Einschränkungen sind in Roßwein weiter nötig. Anderswo werden Corona-Regelungen beibehalten. Sie haben sich in kurzer Zeit einfach bewährt.

An diesem Montag beginnt in den meisten Kitas wieder der Regelbetrieb. Hygieneregeln sind weiter zu beachten. Und auch manche coronabedingte Neuerung wird hier und da beibehalten.
An diesem Montag beginnt in den meisten Kitas wieder der Regelbetrieb. Hygieneregeln sind weiter zu beachten. Und auch manche coronabedingte Neuerung wird hier und da beibehalten. © Symbolfoto: Frank Molter/dpa

Region Döbeln. Ab diesem Montag dürfen Kindereinrichtungen zum Regelbetrieb zurückkehren. Diese Nachricht hat in der vergangenen Woche nicht nur Mütter und Väter aufatmen lassen, sondern auch Großeltern. 

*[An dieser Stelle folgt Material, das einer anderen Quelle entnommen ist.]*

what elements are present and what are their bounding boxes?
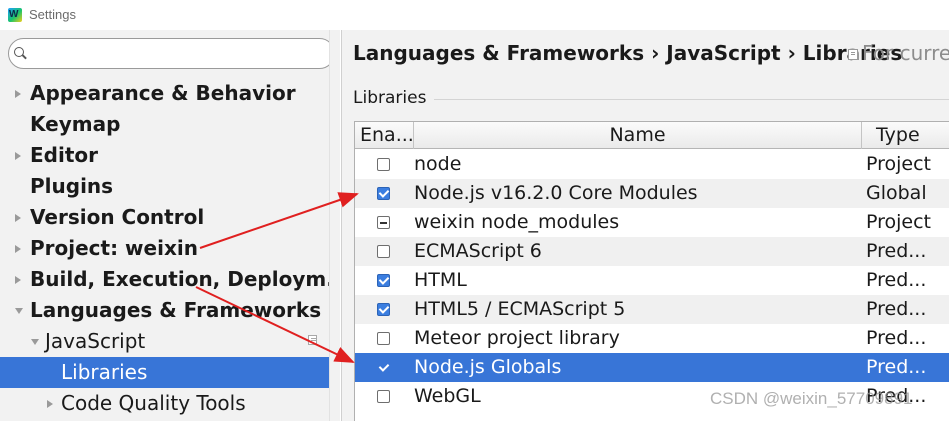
scope-text: For curre [862,41,949,65]
title-bar: W Settings [0,0,949,30]
sidebar-item-label: Libraries [61,360,148,384]
table-row[interactable]: ECMAScript 6 Pred... [355,237,949,266]
library-type: Project [866,211,932,233]
table-row[interactable]: Meteor project library Pred... [355,324,949,353]
library-type: Pred... [866,269,927,291]
enable-checkbox[interactable] [377,361,390,374]
sidebar-item-code-quality-tools[interactable]: Code Quality Tools [0,388,329,419]
expanded-arrow-icon[interactable] [15,308,23,314]
sidebar-item-label: Version Control [30,205,205,229]
sidebar-item-plugins[interactable]: Plugins [0,171,329,202]
table-row[interactable]: Node.js Globals Pred... [355,353,949,382]
table-row[interactable]: weixin node_modules Project [355,208,949,237]
enable-checkbox[interactable] [377,390,390,403]
sidebar-item-libraries[interactable]: Libraries [0,357,329,388]
library-type: Pred... [866,240,927,262]
search-box[interactable] [8,38,335,69]
sidebar-item-label: Editor [30,143,98,167]
sidebar-item-appearance-behavior[interactable]: Appearance & Behavior [0,78,329,109]
collapsed-arrow-icon[interactable] [47,400,53,408]
enable-checkbox[interactable] [377,158,390,171]
collapsed-arrow-icon[interactable] [15,214,21,222]
column-header-type[interactable]: Type [862,122,949,149]
project-scope-icon [848,49,858,60]
table-row[interactable]: node Project [355,150,949,179]
library-name: HTML5 / ECMAScript 5 [414,298,626,320]
main-panel: Languages & Frameworks › JavaScript › Li… [341,30,949,421]
search-icon [14,47,24,57]
library-name: weixin node_modules [414,211,620,233]
enable-checkbox[interactable] [377,187,390,200]
sidebar-item-version-control[interactable]: Version Control [0,202,329,233]
libraries-table: Ena... Name Type node Project Node.js v16.… [354,121,949,421]
breadcrumb: Languages & Frameworks › JavaScript › Li… [353,41,903,65]
enable-checkbox[interactable] [377,245,390,258]
library-name: Meteor project library [414,327,620,349]
table-row[interactable]: HTML Pred... [355,266,949,295]
watermark: CSDN @weixin_57709891 [710,389,913,408]
column-header-enabled[interactable]: Ena... [355,122,414,149]
sidebar-item-label: Project: weixin [30,236,198,260]
collapsed-arrow-icon[interactable] [15,245,21,253]
project-settings-icon [308,335,317,345]
search-input[interactable] [31,43,321,65]
enable-checkbox[interactable] [377,216,390,229]
library-type: Pred... [866,327,927,349]
table-row[interactable]: Node.js v16.2.0 Core Modules Global [355,179,949,208]
enable-checkbox[interactable] [377,303,390,316]
sidebar-item-label: Languages & Frameworks [30,298,322,322]
sidebar-item-project-weixin[interactable]: Project: weixin [0,233,329,264]
column-header-name[interactable]: Name [414,122,862,149]
library-name: WebGL [414,385,481,407]
libraries-group-title: Libraries [353,88,427,108]
webstorm-icon: W [8,8,22,22]
library-name: HTML [414,269,467,291]
collapsed-arrow-icon[interactable] [15,276,21,284]
expanded-arrow-icon[interactable] [31,339,39,345]
sidebar-item-javascript[interactable]: JavaScript [0,326,329,357]
sidebar-scrollbar[interactable] [329,30,340,421]
sidebar-item-label: Code Quality Tools [61,391,246,415]
library-type: Global [866,182,927,204]
table-header: Ena... Name Type [355,122,949,149]
sidebar-item-label: Appearance & Behavior [30,81,296,105]
library-name: node [414,153,462,175]
collapsed-arrow-icon[interactable] [15,152,21,160]
group-divider [434,99,949,100]
settings-sidebar: Appearance & Behavior Keymap Editor Plugins… [0,30,349,421]
library-type: Pred... [866,356,927,378]
enable-checkbox[interactable] [377,274,390,287]
sidebar-item-languages-frameworks[interactable]: Languages & Frameworks [0,295,329,326]
library-type: Pred... [866,298,927,320]
library-name: ECMAScript 6 [414,240,542,262]
library-name: Node.js v16.2.0 Core Modules [414,182,698,204]
sidebar-item-label: Build, Execution, Deploym... [30,267,349,291]
table-row[interactable]: HTML5 / ECMAScript 5 Pred... [355,295,949,324]
sidebar-item-editor[interactable]: Editor [0,140,329,171]
enable-checkbox[interactable] [377,332,390,345]
library-name: Node.js Globals [414,356,562,378]
sidebar-item-build-execution-deploym[interactable]: Build, Execution, Deploym... [0,264,349,295]
window-title: Settings [29,7,76,22]
sidebar-item-keymap[interactable]: Keymap [0,109,329,140]
sidebar-item-label: Keymap [30,112,121,136]
library-type: Project [866,153,932,175]
sidebar-item-label: Plugins [30,174,114,198]
sidebar-item-label: JavaScript [45,329,146,353]
collapsed-arrow-icon[interactable] [15,90,21,98]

Obwohl sie als Rentner nicht mehr jeden Morgen zur Arbeit müssen, hat bei einer Familie in Leisnig in den zurückliegenden Wochen von montags bis freitags um 5 Uhr der Wecker geklingelt. Eine Dreiviertelstunde später hat die Schwiegertochter den Enkelsohn vorbeigebracht.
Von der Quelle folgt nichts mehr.